The study results indicate that SNAP participation during the 2003-11 periods ranged between 16.5-16.8 percent with SNAP participation highest in the 2009 wave. Approximately 75 percent of the respondents were employed and the average household income for the population ranged from $67,854 in 2003 to $62,674 in 2011. Household income, which was adjusted in 2003 dollars, showed a declining trend over the five waves of this data. During this period, 45 percent of the respondents held adequate liquid assets. Approximately 36 percent of the respondents were renters, and 75 percent owned a car. Eighty-nine percent of the respondents were covered by either private or public health insurance in 2003, however, the participation rate in health insurance declined to 72 percent in 2011. Interestingly, out-of-pocket medical cost (adjusted in 2003 dollars) was $9,069 in 2003, but steeply increased to a peak of $13,926 in 2009 and dipped to $12,832 in 2011.

The present study reveals that the health care burden of households might contribute to the SNAP participation behavior of households. The increase in health care costs was positively associated with SNAP participation for the entire sample, for the Southern States, as well as for the low-income household groups (<185 percent Federal poverty level). Additionally, out-of-pocket health care spending of SNAP participants was not significantly different from that of nonparticipants, while the household income of the non-SNAP participants was found to be three times higher than that of SNAP participants. These results suggest a high burden of medical expenditure on low- to moderate-income households.

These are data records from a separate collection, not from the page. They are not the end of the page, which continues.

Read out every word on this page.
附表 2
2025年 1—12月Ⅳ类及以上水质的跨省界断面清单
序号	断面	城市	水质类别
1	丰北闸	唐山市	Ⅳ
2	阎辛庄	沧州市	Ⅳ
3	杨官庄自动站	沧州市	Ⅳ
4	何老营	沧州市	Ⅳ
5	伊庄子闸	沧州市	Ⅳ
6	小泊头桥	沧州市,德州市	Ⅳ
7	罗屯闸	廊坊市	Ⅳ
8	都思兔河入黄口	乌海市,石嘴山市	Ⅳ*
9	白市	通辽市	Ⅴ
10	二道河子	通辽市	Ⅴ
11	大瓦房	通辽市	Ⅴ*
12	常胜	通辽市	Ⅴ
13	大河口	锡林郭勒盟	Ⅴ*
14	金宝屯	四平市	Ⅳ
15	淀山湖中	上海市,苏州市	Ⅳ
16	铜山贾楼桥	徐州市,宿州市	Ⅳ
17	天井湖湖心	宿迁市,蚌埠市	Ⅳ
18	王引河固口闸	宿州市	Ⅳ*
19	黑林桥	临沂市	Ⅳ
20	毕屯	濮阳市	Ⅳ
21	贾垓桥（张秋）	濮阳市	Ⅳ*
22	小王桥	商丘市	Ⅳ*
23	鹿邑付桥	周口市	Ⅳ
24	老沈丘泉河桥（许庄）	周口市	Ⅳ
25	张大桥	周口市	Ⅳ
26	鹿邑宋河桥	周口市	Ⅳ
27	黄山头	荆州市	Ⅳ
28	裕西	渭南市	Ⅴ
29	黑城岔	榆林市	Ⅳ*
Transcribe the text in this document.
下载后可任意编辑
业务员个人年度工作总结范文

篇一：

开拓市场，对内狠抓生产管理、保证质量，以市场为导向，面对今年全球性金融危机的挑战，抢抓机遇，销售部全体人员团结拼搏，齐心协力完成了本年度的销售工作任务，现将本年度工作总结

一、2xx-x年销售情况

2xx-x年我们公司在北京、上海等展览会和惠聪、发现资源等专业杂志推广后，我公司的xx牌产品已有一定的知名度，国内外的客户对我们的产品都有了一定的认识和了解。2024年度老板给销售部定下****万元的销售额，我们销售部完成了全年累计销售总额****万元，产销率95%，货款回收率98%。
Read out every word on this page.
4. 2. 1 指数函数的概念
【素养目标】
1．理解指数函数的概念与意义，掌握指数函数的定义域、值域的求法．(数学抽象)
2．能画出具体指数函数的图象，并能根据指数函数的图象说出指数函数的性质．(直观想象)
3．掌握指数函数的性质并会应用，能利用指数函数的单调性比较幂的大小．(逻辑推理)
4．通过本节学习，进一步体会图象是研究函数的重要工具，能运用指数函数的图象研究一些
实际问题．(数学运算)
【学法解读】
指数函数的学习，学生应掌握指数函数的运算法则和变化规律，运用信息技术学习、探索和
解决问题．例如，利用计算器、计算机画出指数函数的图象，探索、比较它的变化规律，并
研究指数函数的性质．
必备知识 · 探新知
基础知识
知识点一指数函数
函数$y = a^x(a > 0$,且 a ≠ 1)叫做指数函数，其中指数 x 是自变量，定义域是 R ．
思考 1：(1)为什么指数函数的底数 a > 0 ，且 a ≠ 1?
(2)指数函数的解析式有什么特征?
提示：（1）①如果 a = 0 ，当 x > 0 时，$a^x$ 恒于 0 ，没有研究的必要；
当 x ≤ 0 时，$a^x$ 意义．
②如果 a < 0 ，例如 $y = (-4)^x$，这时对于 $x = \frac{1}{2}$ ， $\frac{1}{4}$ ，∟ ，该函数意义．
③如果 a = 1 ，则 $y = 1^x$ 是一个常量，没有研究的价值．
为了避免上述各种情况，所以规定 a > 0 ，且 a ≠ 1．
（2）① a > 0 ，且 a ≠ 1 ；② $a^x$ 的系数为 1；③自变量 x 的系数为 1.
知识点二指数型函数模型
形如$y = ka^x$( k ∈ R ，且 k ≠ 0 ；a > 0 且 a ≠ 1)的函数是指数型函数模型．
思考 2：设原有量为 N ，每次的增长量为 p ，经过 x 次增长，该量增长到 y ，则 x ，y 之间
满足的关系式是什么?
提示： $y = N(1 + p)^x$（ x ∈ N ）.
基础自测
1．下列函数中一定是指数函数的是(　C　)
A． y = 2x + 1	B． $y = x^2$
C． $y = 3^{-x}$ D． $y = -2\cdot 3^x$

Financial assets and savings might be used to smooth consumption and reduce SNAP participation. Not surprisingly therefore, liquidity constrained households were more likely to participate in the SNAP. Moreover, the findings of this study support the importance of savings for low-income groups.

Interaction between household financial stability and health care burden was significant in determining SNAP participation, suggesting financial assets could be used to alleviate the health care burden, and could reduce SNAP participation. Additionally, having inadequate reserves of emergency funds to deal with health shocks could lead to program dependency.

Findings of the current study imply that reducing the health care burden of households may not only improve health outcomes but may also result in a decrease in SNAP caseloads. Further, health care burdens with or without insurance can be financially draining, especially for households with chronic health conditions. With regards to calculating SNAP eligibility and benefits, medical care costs are deductible expenses only for households with members who are elderly or have disabilities. Such expenses can be considered relevant for households that contain members who require continuous or unexpected health care spending.

More importantly, the findings support the importance of savings for households including low-income groups. Low-income households need to be encouraged to build buffer savings. Asset limits for SNAP benefits also need to be revisited. While many States increased the limit or eliminated them through a broad-based categorical eligibility, asset limits often pose a barrier to building savings, and financial security for low-income families. The current Federal limit does not assure adequate buffers for families to deal with financial emergencies such as health care expenses or car problems. Lack of such buffer savings could lead to financial challenges for low-to moderate-income families, resulting in increases in SNAP participation.